Temîm hey’etinin şâiri Zibrikan bin Bedr ayağa kalkıp söz aldı ve şiirini okudu. Sevgili Peygamberimiz, bu şiire hazret-i Hassan bin Sâbit’in cevâb vermesini emir buyurdular. Hazret-i Hassan bin Sabit aynı vezin ve kâfiyede söylediği uzun bir şiir ile Zibrikan bin Bedr’e cevâb verdi. İslâm hatîb ve şâirinin, Benî Temîm’in hatîb ve şâirini bastıracak şekilde hutbe ve şiir okumaları, Peygamber efendimizi ve diğer müslümanları çok sevindirdi. Benî Temîm’in reislerinden Akra bin Habis, Peygamber efendimiz için; “Bu zât muvaffak olmuştur. Vallahi, O’nun hatibinin hitabeti ve O’nun şâirinin şiiri bizimkinden daha güzel, ses ve sedaları da bizimkinden daha gür ve daha tatlıdır. Bu zât, Allahü teâlâ tarafından korunuyor, destekleniyor” diyerek, Peygamber efendimize yaklaştı ve Kelime-i şehâdet getirip müslüman oldu. Sevgili Peygamberimiz; “Bundan önceki hâlin sana zarar vermez” buyurdu. Bundan sonra, Benî Temîm hey’etinin diğer fertleri de müslüman oldular. Peygamber efendimiz, onları çeşitli hediyyelerle taltif ettiler.

632 (H. 11) senesinde Tuleyha isminde birisi, Peygamber olduğunu iddia etti. Halîfe hazret-i Ebû Bekr, Hâlid bin Velîd komutasında bir orduyu Tuleyha bin Huveylid’i yola getirmek üzere gönderdi. Bu ordunun bir kanadına hazret-i Sabit bin Kays kumandanlık yaptı.

Hazret-i Ebû Bekr’in hilâfetinin ikinci senesinde, Hâlid bin Velîd (radıyallahü anh) kumandasında, müslüman ordusu Müseylemet-ül-Kezzâb ile Yemâme’de çarpıştı. Bu savaşta Müseyleme ve 20 bin mürted öldürüldü. Buna karşı iki bin İslâm askeri şehîd oldu. Şehîdler arasında Peygamber efendimizin hatîbi Sabit bin Kays da vardı.

Hazret-i Sabit bin Kays, çok cömerd idi.
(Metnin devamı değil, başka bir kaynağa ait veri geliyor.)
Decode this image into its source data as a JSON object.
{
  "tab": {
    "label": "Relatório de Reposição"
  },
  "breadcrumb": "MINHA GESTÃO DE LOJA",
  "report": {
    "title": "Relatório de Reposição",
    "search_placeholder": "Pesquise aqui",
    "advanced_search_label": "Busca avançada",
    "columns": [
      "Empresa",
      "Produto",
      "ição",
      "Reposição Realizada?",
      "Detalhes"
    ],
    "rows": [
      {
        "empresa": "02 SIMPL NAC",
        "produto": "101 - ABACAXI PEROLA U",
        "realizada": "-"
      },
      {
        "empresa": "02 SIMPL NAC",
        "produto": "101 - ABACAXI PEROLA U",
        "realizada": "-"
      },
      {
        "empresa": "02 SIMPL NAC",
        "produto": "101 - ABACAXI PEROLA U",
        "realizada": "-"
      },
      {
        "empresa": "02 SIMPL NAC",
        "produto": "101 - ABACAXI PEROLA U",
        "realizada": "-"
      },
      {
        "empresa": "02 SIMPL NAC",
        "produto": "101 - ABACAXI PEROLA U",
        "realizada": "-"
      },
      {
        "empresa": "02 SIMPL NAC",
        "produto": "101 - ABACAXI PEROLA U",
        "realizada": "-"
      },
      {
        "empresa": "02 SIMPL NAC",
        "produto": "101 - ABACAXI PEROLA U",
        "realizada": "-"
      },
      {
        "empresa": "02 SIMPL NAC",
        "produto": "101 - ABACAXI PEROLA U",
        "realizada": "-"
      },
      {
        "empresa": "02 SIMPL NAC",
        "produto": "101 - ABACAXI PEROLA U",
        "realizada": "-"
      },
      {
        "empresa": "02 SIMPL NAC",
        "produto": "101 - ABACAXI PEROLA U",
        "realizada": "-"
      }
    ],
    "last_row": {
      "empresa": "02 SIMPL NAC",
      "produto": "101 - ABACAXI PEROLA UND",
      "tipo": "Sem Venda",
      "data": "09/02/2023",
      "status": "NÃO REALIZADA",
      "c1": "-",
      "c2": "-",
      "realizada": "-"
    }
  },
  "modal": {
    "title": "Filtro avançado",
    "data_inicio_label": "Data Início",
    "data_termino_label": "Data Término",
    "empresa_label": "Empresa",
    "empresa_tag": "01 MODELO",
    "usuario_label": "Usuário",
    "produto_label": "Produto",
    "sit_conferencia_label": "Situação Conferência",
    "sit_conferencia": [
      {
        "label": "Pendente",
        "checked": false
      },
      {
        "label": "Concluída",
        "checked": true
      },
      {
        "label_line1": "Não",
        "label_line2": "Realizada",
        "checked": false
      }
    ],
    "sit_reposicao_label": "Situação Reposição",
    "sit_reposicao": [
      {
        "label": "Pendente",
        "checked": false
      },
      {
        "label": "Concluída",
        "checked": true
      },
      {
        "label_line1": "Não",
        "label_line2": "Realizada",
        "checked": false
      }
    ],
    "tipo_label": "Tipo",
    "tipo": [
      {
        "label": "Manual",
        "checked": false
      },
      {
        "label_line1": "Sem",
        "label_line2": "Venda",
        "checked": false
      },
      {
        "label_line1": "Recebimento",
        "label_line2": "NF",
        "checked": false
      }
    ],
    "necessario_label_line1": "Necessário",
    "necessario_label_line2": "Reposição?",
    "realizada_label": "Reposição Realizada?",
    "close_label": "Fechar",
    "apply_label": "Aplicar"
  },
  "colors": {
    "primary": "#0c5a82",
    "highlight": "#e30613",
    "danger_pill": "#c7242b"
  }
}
Bir günde beş yüz ağacın hurmalarını toplayıp nepsini sadaka vererek evi için hurma bırakmadı. Bunun üzerine En’âm sûresi, 141. âyet-i kerîmesinde meâlen; “Ekini hasad ettiğiniz zaman, fakirlerin hakkını verin ve israf etmeyin. Allahü teâlâ israf edenleri elbette sevmez.” buyruldu.

Hazret-i Sabit bin Kays, Peygamber sallallahü aleyhi ve selleme karşı çok hürmetli idi. Peygamber efendimiz de onu sever, bu sevgisini zaman zaman bildirirlerdi. Hazret-i Sabit bin Kays, bir gün hastalandı. Resûl-i ekrem onu ziyaret ederek; “Ey Allah’ım! Sabit bin Kays bin Şemmas’ın hastalığına şifâ ver!” diye dua buyurdular.

CENNET’Î VÂDEDİYORUM!

Peygamber efendimiz, Medîne-i münevvereyi teşrif ettikleri zaman, müslümanlar bayram yapıyor, fevkalâde sevinç içerisinde coşuyorlardı. Hazret-i Sabit bin Kays, Paygamber efendimizi karşıladı. Son derece, fasih ve beliğ olarak; “Biz kendimizi ve çocuklarımızı nelerden koruyorsak, sizi de onlardan koruyacağız. Buna karşılık bize neyi vâdediyorsunuz?” şeklinde güzel sözler söyledi. Peygamberimiz, bu samimî karşılama ve suâle karşı tek kelime ile cevâb verdiler: “Cennet”. Orada olan herkes bu cevâbdan çok memnun olup, hepsi; “Razıyız” dediler. Peygamber efendimiz burada olduğu gibi, hayatları boyunca hiç bir kimseye, dünyâya ait bir şey vâd etmediler. Kendisine tâbi olanlara, Allahü teâlânın rızâsını, Cennet’i, iki cihan seâdetini müjdelediler. Zâten, Eshâb-ı kiramın hepsi, Peygamber efendimize, bu güzel niyyet ve maksadlarla tâbi oldular. Başka şeylere kıymet vermediler.